Moore lived in Much Hadham, a small village in East Hertfordshire, and worked in a studio overlooking a sheep field. One is solid and passive, resting firmly on the ground and strongly resistant - the other form, slightly larger and more active and powerful, but yet it leans on the lower form, needing it for support. Accurately reproducing the pages of Moore's 1972 sketchbook, this gem of a book gives a glimpse into the private inspirations of one of the giants of 20th-century British art.The maquette was enlarged to a 142 centimetres (56 in) plaster working model in 1971, [6] which was then cast in bronze in an edition of 7+1 (seven casts plus an artist's copy). They also developed strong human and biblical associations, and the sight of a ewe with her lamb evoked the mother-and-child theme – a large form sheltering a small one – which has been important to Henry Moore in all his work. He relied on varying the tone to capture light and shadow, form (the round solidity of a sheep) and shape (insinuating the shape of the nail’s body beneath the fleece).

He used a regular ball-point pen, allowing him the ease to glide over the paper when necessary but also to swirl violently and cut into it.
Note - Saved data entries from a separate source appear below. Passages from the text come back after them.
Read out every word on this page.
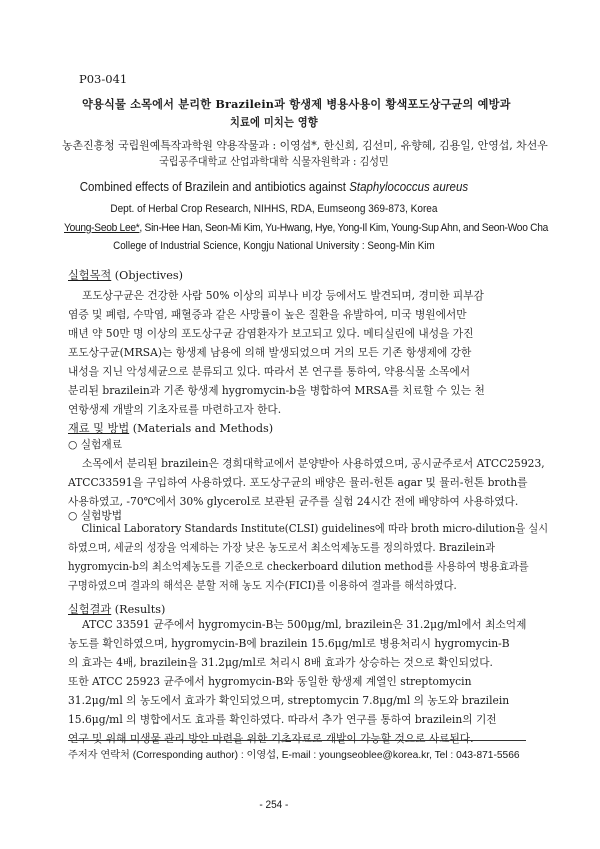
P03-041
약용식물 소목에서 분리한 Brazilein과 항생제 병용사용이 황색포도상구균의 예방과
치료에 미치는 영향
농촌진흥청 국립원예특작과학원 약용작물과 : 이영섭*, 한신희, 김선미, 유향혜, 김용일, 안영섭, 차선우
국립공주대학교 산업과학대학 식물자원학과 : 김성민
Combined effects of Brazilein and antibiotics against Staphylococcus aureus
Dept. of Herbal Crop Research, NIHHS, RDA, Eumseong 369-873, Korea
Young-Seob Lee*, Sin-Hee Han, Seon-Mi Kim, Yu-Hwang, Hye, Yong-Il Kim, Young-Sup Ahn, and Seon-Woo Cha
College of Industrial Science, Kongju National University : Seong-Min Kim
실험목적 (Objectives)
포도상구균은 건강한 사람 50% 이상의 피부나 비강 등에서도 발견되며, 경미한 피부감
염증 및 폐렴, 수막염, 패혈증과 같은 사망률이 높은 질환을 유발하여, 미국 병원에서만
매년 약 50만 명 이상의 포도상구균 감염환자가 보고되고 있다. 메티실린에 내성을 가진
포도상구균(MRSA)는 항생제 남용에 의해 발생되었으며 거의 모든 기존 항생제에 강한
내성을 지닌 악성세균으로 분류되고 있다. 따라서 본 연구를 통하여, 약용식물 소목에서
분리된 brazilein과 기존 항생제 hygromycin-b을 병합하여 MRSA를 치료할 수 있는 천
연항생제 개발의 기초자료를 마련하고자 한다.
재료 및 방법 (Materials and Methods)
○ 실험재료
소목에서 분리된 brazilein은 경희대학교에서 분양받아 사용하였으며, 공시균주로서 ATCC25923,
ATCC33591을 구입하여 사용하였다. 포도상구균의 배양은 뮬러-헌톤 agar 및 뮬러-헌톤 broth를
사용하였고, -70℃에서 30% glycerol로 보관된 균주를 실험 24시간 전에 배양하여 사용하였다.
○ 실험방법
Clinical Laboratory Standards Institute(CLSI) guidelines에 따라 broth micro-dilution을 실시
하였으며, 세균의 성장을 억제하는 가장 낮은 농도로서 최소억제농도를 정의하였다. Brazilein과
hygromycin-b의 최소억제농도를 기준으로 checkerboard dilution method를 사용하여 병용효과를
구명하였으며 결과의 해석은 분할 저해 농도 지수(FICI)를 이용하여 결과를 해석하였다.
실험결과 (Results)
ATCC 33591 균주에서 hygromycin-B는 500μg/ml, brazilein은 31.2μg/ml에서 최소억제
농도를 확인하였으며, hygromycin-B에 brazilein 15.6μg/ml로 병용처리시 hygromycin-B
의 효과는 4배, brazilein을 31.2μg/ml로 처리시 8배 효과가 상승하는 것으로 확인되었다.
또한 ATCC 25923 균주에서 hygromycin-B와 동일한 항생제 계열인 streptomycin
31.2μg/ml 의 농도에서 효과가 확인되었으며, streptomycin 7.8μg/ml 의 농도와 brazilein
15.6μg/ml 의 병합에서도 효과를 확인하였다. 따라서 추가 연구를 통하여 brazilein의 기전
연구 및 위해 미생물 관리 방안 마련을 위한 기초자료로 개발이 가능할 것으로 사료된다.
주저자 연락처 (Corresponding author) : 이영섭, E-mail : youngseoblee@korea.kr, Tel : 043-871-5566
- 254 -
Moore wrote: “Then I began to realize that underneath all that wool was a body, which moved in its own way, and that each sheep had its individual character. It was whilst working in this small room that Henry Moore first became aware of the sheep grazing outside.He drew the sheep again that summer after they were shorn, when he could see the shapes of the bodies which had been covered with wool. For anyone wanting to start a serious art collection within whatever budget this could be the best place to start.

They may have moved out of the position that provided Moore with this initial inspiration but the artist essentially links their textures to the landscape that they inhabit; the woolly cacophony of the animals being part of the momentary process of place. Perhaps Moore could see the process occurring when a sheep was augmenting its surroundings naturally and more quickly than he could with a sculptural work. Moore has been acknowledged as one of the greatest sculptors of the 20th century and as the most celebrated British artist of his time. A cast was loaned for the public exhibition in Battersea Park for Elizabeth II's Silver Jubilee in 1977, and a cast was included in an exhibition organised by the Musée de l'Orangerie in Paris, and displayed in the Tuileries the same year.Solid in form, sudden and vigorous in movement, Henry Moore's sheep are created through a network of swirling and zigzagging lines in the rapid and (in Moore's hands) sensitive medium of ballpoint pen. In the book Makers of Modern Culture, Patrick Conner describes the "power" of Sheep Piece as not only lying in the "physical confirmation of two massive structures but also in the psychological overtones of warmth and protectiveness that their relationship suggests".